Probabilistic coupling: mixing times and optimality

The main focus of this thesis is probabilistic coupling. This technique and its connection with the total variation distance will be a common thread through the exploration of the random processes investigated in this thesis.
In Chapter 2, we generalise a recent result on the mixing time of the random walk on Z_2^n that at each step flips k randomly chosen coordinates. In our work, we let the number of coordinates flipped at each step be a random variable K, and, using a path coupling argument, we establish bounds for the mixing time of this random walk. Furthermore, we show that, under some stricter assumptions on the distribution of K, the random walk has a
pre-cutoff.
In Chapter 3, we focus on properties of particular couplings, such as co-adaptedness, maximality, and other types of optimality. We consider the Brownian motion on the circumference of the unit circle that, at times of an independent Poisson process of rate λ, jumps to the opposite point on the circle.

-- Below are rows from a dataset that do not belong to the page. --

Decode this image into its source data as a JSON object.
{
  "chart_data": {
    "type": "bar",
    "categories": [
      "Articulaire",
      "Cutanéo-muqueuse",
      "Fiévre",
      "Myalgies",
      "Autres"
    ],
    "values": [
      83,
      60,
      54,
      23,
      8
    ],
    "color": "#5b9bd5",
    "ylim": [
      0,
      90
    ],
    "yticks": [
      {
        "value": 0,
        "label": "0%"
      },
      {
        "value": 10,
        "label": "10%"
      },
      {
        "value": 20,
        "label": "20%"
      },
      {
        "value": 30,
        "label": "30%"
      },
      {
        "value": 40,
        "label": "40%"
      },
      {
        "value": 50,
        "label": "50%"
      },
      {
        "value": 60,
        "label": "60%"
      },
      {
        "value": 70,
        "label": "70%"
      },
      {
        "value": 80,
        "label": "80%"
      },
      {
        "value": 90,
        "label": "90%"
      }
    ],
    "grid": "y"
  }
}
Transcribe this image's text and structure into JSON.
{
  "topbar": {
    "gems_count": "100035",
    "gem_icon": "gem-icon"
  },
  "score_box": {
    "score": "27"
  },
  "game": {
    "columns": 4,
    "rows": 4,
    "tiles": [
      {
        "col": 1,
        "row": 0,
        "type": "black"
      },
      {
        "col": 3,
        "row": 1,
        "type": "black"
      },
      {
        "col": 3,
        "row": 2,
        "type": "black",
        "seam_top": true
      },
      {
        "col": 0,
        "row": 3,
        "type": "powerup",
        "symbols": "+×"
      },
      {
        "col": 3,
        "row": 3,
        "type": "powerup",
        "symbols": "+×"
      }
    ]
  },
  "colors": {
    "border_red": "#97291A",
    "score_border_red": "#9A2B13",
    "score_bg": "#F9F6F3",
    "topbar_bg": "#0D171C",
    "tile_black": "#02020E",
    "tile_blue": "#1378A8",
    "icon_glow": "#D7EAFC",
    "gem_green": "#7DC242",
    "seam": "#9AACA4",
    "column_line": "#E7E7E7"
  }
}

We construct a co-adapted coupling for this process and, using excursion theory and Bellman's principle of optimality, we prove that it is
mean-optimal in the class of co-adapted couplings, i.e. it minimises the expected coupling time. We describe how this coupling depends upon λ, and show that it is maximal only when λ = 0. We also give an explicit construction of a maximal coupling for this "jumpy Brownian motion" (for any value of λ) in the case where the two copies of the process begin at opposite sides of the circle.